Tuesday, 16 October 2012

Bishop of Pakistan address in the XIII Synod of Bishops on the new evangelisation

Source: News.va Synod: Asia's Christian communities

Bishop Sebastian Francis Shaw, O.F.M., bishop of Tino, Apostolic Administrator of Lahore (PAKISTAN)

The New Evangelization has been welcomed by the Church in Pakistan, hoping that through evangelization the Church will find willingness to accept the present realities objectively, and find concrete solutions to live the gospel of Christ today. In view of this, the Catholic Bishops’ Conference of Pakistan felt the need to translate the Catechism of the Catholic Church into Urdu, the national language, so that people may have access to the basics of our faith.
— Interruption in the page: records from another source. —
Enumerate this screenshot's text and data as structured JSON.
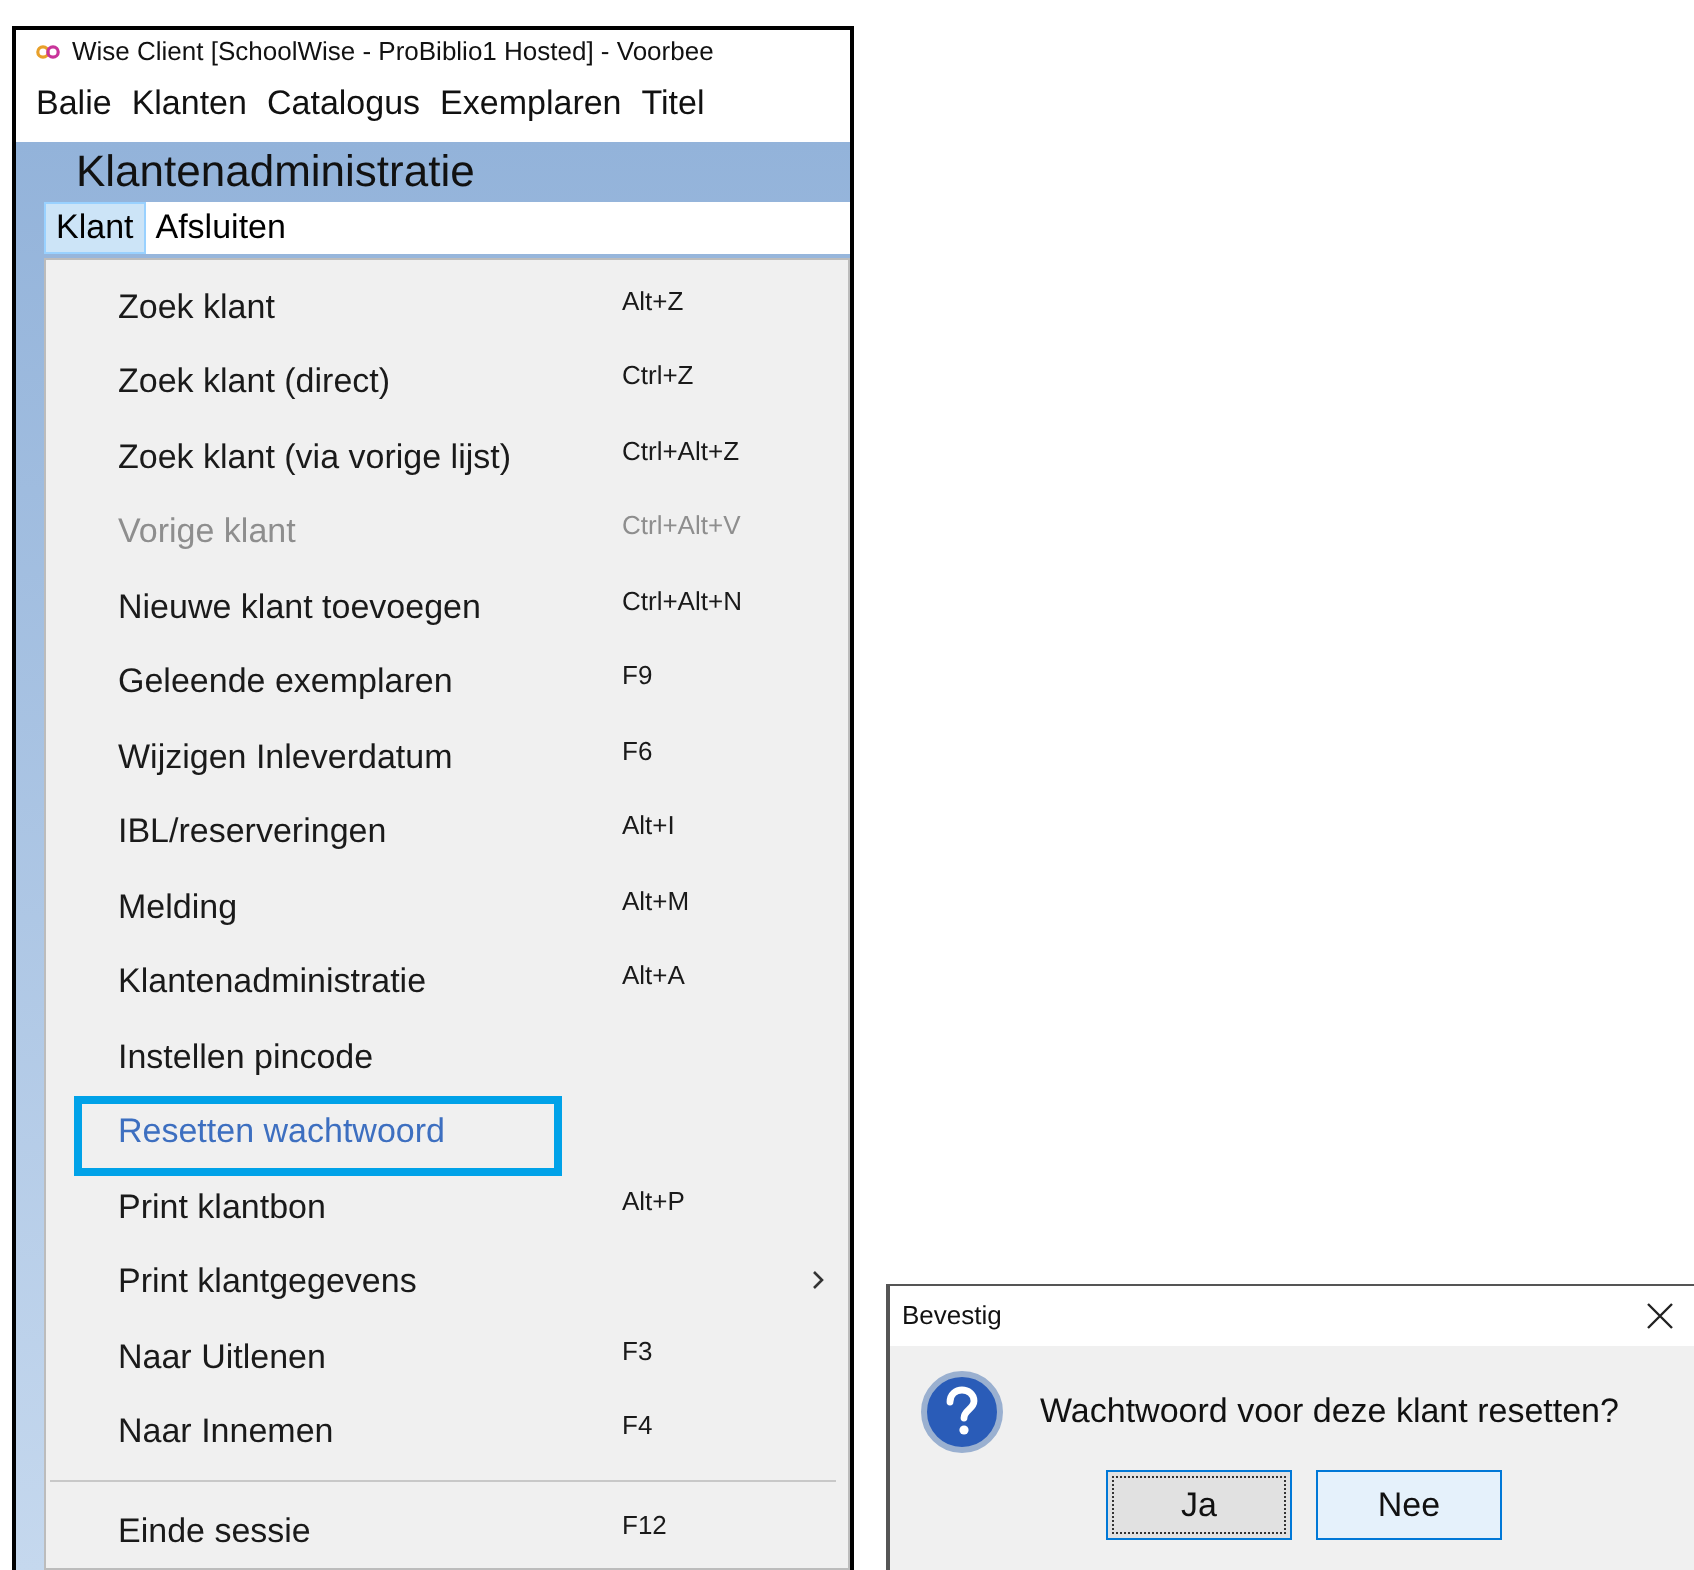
{
  "window": {
    "title": "Wise Client [SchoolWise - ProBiblio1 Hosted] - Voorbee"
  },
  "menu_bar": [
    {
      "label": "Balie"
    },
    {
      "label": "Klanten"
    },
    {
      "label": "Catalogus"
    },
    {
      "label": "Exemplaren"
    },
    {
      "label": "Titel"
    }
  ],
  "module": {
    "title": "Klantenadministratie",
    "menu": [
      {
        "label": "Klant",
        "selected": true
      },
      {
        "label": "Afsluiten",
        "selected": false
      }
    ]
  },
  "dropdown": {
    "items": [
      {
        "kind": "item",
        "label": "Zoek klant",
        "shortcut": "Alt+Z",
        "disabled": false,
        "highlighted": false,
        "submenu": false
      },
      {
        "kind": "item",
        "label": "Zoek klant (direct)",
        "shortcut": "Ctrl+Z",
        "disabled": false,
        "highlighted": false,
        "submenu": false
      },
      {
        "kind": "item",
        "label": "Zoek klant (via vorige lijst)",
        "shortcut": "Ctrl+Alt+Z",
        "disabled": false,
        "highlighted": false,
        "submenu": false
      },
      {
        "kind": "item",
        "label": "Vorige klant",
        "shortcut": "Ctrl+Alt+V",
        "disabled": true,
        "highlighted": false,
        "submenu": false
      },
      {
        "kind": "item",
        "label": "Nieuwe klant toevoegen",
        "shortcut": "Ctrl+Alt+N",
        "disabled": false,
        "highlighted": false,
        "submenu": false
      },
      {
        "kind": "item",
        "label": "Geleende exemplaren",
        "shortcut": "F9",
        "disabled": false,
        "highlighted": false,
        "submenu": false
      },
      {
        "kind": "item",
        "label": "Wijzigen Inleverdatum",
        "shortcut": "F6",
        "disabled": false,
        "highlighted": false,
        "submenu": false
      },
      {
        "kind": "item",
        "label": "IBL/reserveringen",
        "shortcut": "Alt+I",
        "disabled": false,
        "highlighted": false,
        "submenu": false
      },
      {
        "kind": "item",
        "label": "Melding",
        "shortcut": "Alt+M",
        "disabled": false,
        "highlighted": false,
        "submenu": false
      },
      {
        "kind": "item",
        "label": "Klantenadministratie",
        "shortcut": "Alt+A",
        "disabled": false,
        "highlighted": false,
        "submenu": false
      },
      {
        "kind": "item",
        "label": "Instellen pincode",
        "disabled": false,
        "highlighted": false,
        "submenu": false
      },
      {
        "kind": "item",
        "label": "Resetten wachtwoord",
        "disabled": false,
        "highlighted": true,
        "submenu": false
      },
      {
        "kind": "item",
        "label": "Print klantbon",
        "shortcut": "Alt+P",
        "disabled": false,
        "highlighted": false,
        "submenu": false
      },
      {
        "kind": "item",
        "label": "Print klantgegevens",
        "disabled": false,
        "highlighted": false,
        "submenu": true
      },
      {
        "kind": "item",
        "label": "Naar Uitlenen",
        "shortcut": "F3",
        "disabled": false,
        "highlighted": false,
        "submenu": false
      },
      {
        "kind": "item",
        "label": "Naar Innemen",
        "shortcut": "F4",
        "disabled": false,
        "highlighted": false,
        "submenu": false
      },
      {
        "kind": "separator"
      },
      {
        "kind": "item",
        "label": "Einde sessie",
        "shortcut": "F12",
        "disabled": false,
        "highlighted": false,
        "submenu": false
      }
    ]
  },
  "dialog": {
    "title": "Bevestig",
    "message": "Wachtwoord voor deze klant resetten?",
    "buttons": [
      {
        "label": "Ja",
        "focused": true
      },
      {
        "label": "Nee",
        "focused": false
      }
    ]
  }
}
Before I share the activities planned for the New Evangelization I want to highlight that Pakistan is a predominantly Islamic country with a Blasphemy law. I would like to thank the Holy Father and many other Church and state leaders who intervened to save the life of Asia Bibi with regard to the false charges of blasphemy. Pakistan’s population is 180 million but only about 2% is Christian. As such, we cannot depend on any of our neighbouring countries, such as Afghanistan, India, Iran or China for faith formation programs. For the New Evangelization, a healthy sense of human relationships as it was with Jesus is essential. However, a disposable sense of relationships as in consumerism dominates our daily lives today. For example the psyche behind the use of a tissue paper is very relevant in the sense that however expensive or perfumed the tissue paper may be, the relationship with it ends the moment you use it and throw it away; so, it is, unfortunately, the unconscious psyche that dominates our relationships today in families, parishes, places of work, etc.

In spite of the religious fundamentalist challenges to our Catholic faith in Pakistan, we in the Church through interreligious dialogue invite Islamic scholars and civil society, and other religious minorities to endeavor to build up a harmonious society in which all Pakistanis could live the common religious values which we profess together, such as justice, peace, respect for environment, good governance with reciprocal love and concern. Finally, I humbly request you to keep us in your prayers so that we “the little flock” of Christ in Pakistan may continue to be the beacon of faith for the transformation of people, culture and society, energized by the New Evangelization.